La Mer Noire, un atout stratégique

La Russie a aussi beaucoup d’atouts. Elle a réussi à renforcer ses ports, sa logistique, et son accès à la Mer Noire lui ouvre des routes maritimes vers le Sud de l’Europe, le Maghreb, le Moyen-Orient, l’Afrique et l’Inde, qui facilitent ses exportations agricoles. Elle est idéalement située entre la Chine et l’Union européenne. Mais son activisme géopolitique est beaucoup plus retentissant que son poids économique dans le concert mondial. Son PIB est à peine supérieur à celui de l’Espagne, deux fois moins important que celui de l’Allemagne, plus de dix fois inférieur à celui de la Chine et des États-Unis.
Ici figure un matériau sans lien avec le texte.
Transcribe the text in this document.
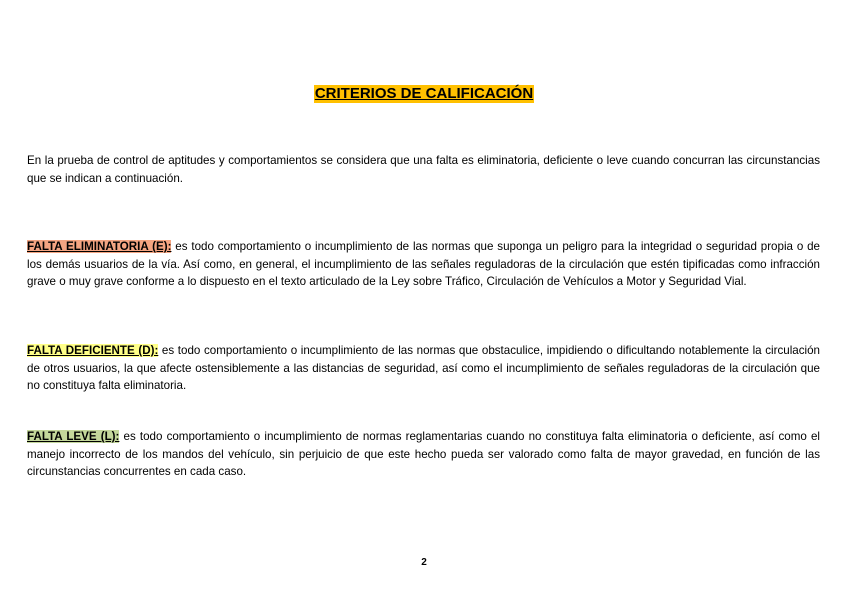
CRITERIOS DE CALIFICACIÓN

En la prueba de control de aptitudes y comportamientos se considera que una falta es eliminatoria, deficiente o leve cuando concurran las circunstancias que se indican a continuación.

FALTA ELIMINATORIA (E): es todo comportamiento o incumplimiento de las normas que suponga un peligro para la integridad o seguridad propia o de los demás usuarios de la vía. Así como, en general, el incumplimiento de las señales reguladoras de la circulación que estén tipificadas como infracción grave o muy grave conforme a lo dispuesto en el texto articulado de la Ley sobre Tráfico, Circulación de Vehículos a Motor y Seguridad Vial.

FALTA DEFICIENTE (D): es todo comportamiento o incumplimiento de las normas que obstaculice, impidiendo o dificultando notablemente la circulación de otros usuarios, la que afecte ostensiblemente a las distancias de seguridad, así como el incumplimiento de señales reguladoras de la circulación que no constituya falta eliminatoria.

FALTA LEVE (L): es todo comportamiento o incumplimiento de normas reglamentarias cuando no constituya falta eliminatoria o deficiente, así como el manejo incorrecto de los mandos del vehículo, sin perjuicio de que este hecho pueda ser valorado como falta de mayor gravedad, en función de las circunstancias concurrentes en cada caso.

2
Pourtant, Vladimir Poutine réussit à faire chaque jour la une des actualités internationales...

La Chine et la Russie cherchent à resserrer leur coopération agricole 

La Chine et la Russie viennent de tenir leur huitième réunion de coopération bilatérale dans le domaine de l’agriculture, en présence par vidéoconférence des ministres de l’Agriculture, respectivement Ma Youxiang et Sergey Levin. “Depuis le début de l’année 2021, le commerce agricole entre les deux pays a maintenu sa croissance malgré la pandémie”, s’est félicité le ministre chinois.
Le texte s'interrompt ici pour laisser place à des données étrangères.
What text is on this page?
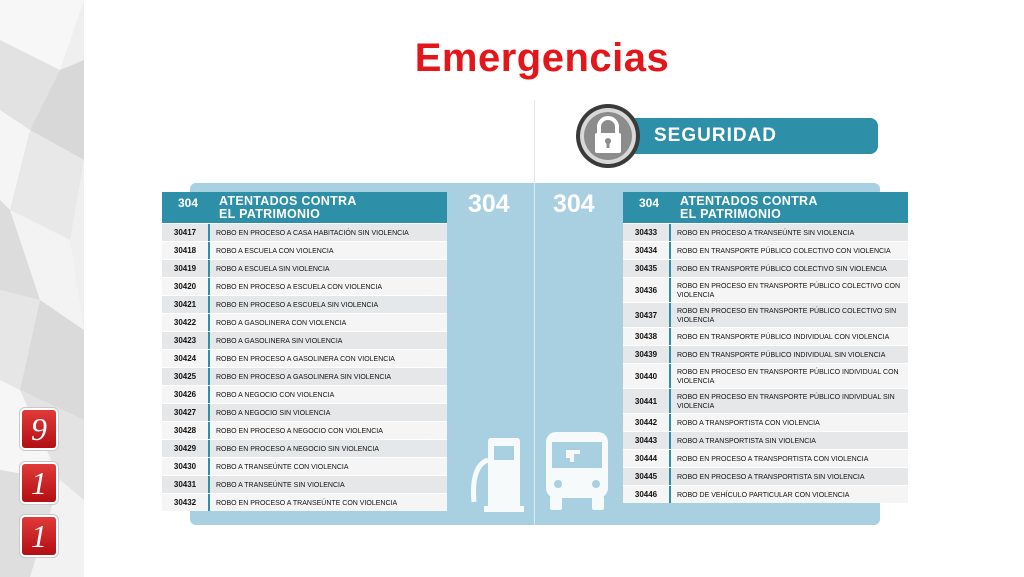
9
1
1
Emergencias
SEGURIDAD
304 304
304 ATENTADOS CONTRA
EL PATRIMONIO
30417	ROBO EN PROCESO A CASA HABITACIÓN SIN VIOLENCIA
30418	ROBO A ESCUELA CON VIOLENCIA
30419	ROBO A ESCUELA SIN VIOLENCIA
30420	ROBO EN PROCESO A ESCUELA CON VIOLENCIA
30421	ROBO EN PROCESO A ESCUELA SIN VIOLENCIA
30422	ROBO A GASOLINERA CON VIOLENCIA
30423	ROBO A GASOLINERA SIN VIOLENCIA
30424	ROBO EN PROCESO A GASOLINERA CON VIOLENCIA
30425	ROBO EN PROCESO A GASOLINERA SIN VIOLENCIA
30426	ROBO A NEGOCIO CON VIOLENCIA
30427	ROBO A NEGOCIO SIN VIOLENCIA
30428	ROBO EN PROCESO A NEGOCIO CON VIOLENCIA
30429	ROBO EN PROCESO A NEGOCIO SIN VIOLENCIA
30430	ROBO A TRANSEÚNTE CON VIOLENCIA
30431	ROBO A TRANSEÚNTE SIN VIOLENCIA
30432	ROBO EN PROCESO A TRANSEÚNTE CON VIOLENCIA
304 ATENTADOS CONTRA
EL PATRIMONIO
30433	ROBO EN PROCESO A TRANSEÚNTE SIN VIOLENCIA
30434	ROBO EN TRANSPORTE PÚBLICO COLECTIVO CON VIOLENCIA
30435	ROBO EN TRANSPORTE PÚBLICO COLECTIVO SIN VIOLENCIA
30436	ROBO EN PROCESO EN TRANSPORTE PÚBLICO COLECTIVO CON VIOLENCIA
30437	ROBO EN PROCESO EN TRANSPORTE PÚBLICO COLECTIVO SIN VIOLENCIA
30438	ROBO EN TRANSPORTE PÚBLICO INDIVIDUAL CON VIOLENCIA
30439	ROBO EN TRANSPORTE PÚBLICO INDIVIDUAL SIN VIOLENCIA
30440	ROBO EN PROCESO EN TRANSPORTE PÚBLICO INDIVIDUAL CON VIOLENCIA
30441	ROBO EN PROCESO EN TRANSPORTE PÚBLICO INDIVIDUAL SIN VIOLENCIA
30442	ROBO A TRANSPORTISTA CON VIOLENCIA
30443	ROBO A TRANSPORTISTA SIN VIOLENCIA
30444	ROBO EN PROCESO A TRANSPORTISTA CON VIOLENCIA
30445	ROBO EN PROCESO A TRANSPORTISTA SIN VIOLENCIA
30446	ROBO DE VEHÍCULO PARTICULAR CON VIOLENCIA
La Russie exporte en Chine pour environ 4 Md€ de produits agricoles, principalement du blé, et affichait une croissance en 2020 de l’ordre de 20 %. Les exportations à destination de la Chine se sont révélées bien utiles pour compenser les sanctions européennes et américaines à la suite de l’annexion de la Crimée par la Russie, en 2014. Même si c’est l’Europe qui reste son premier débouché.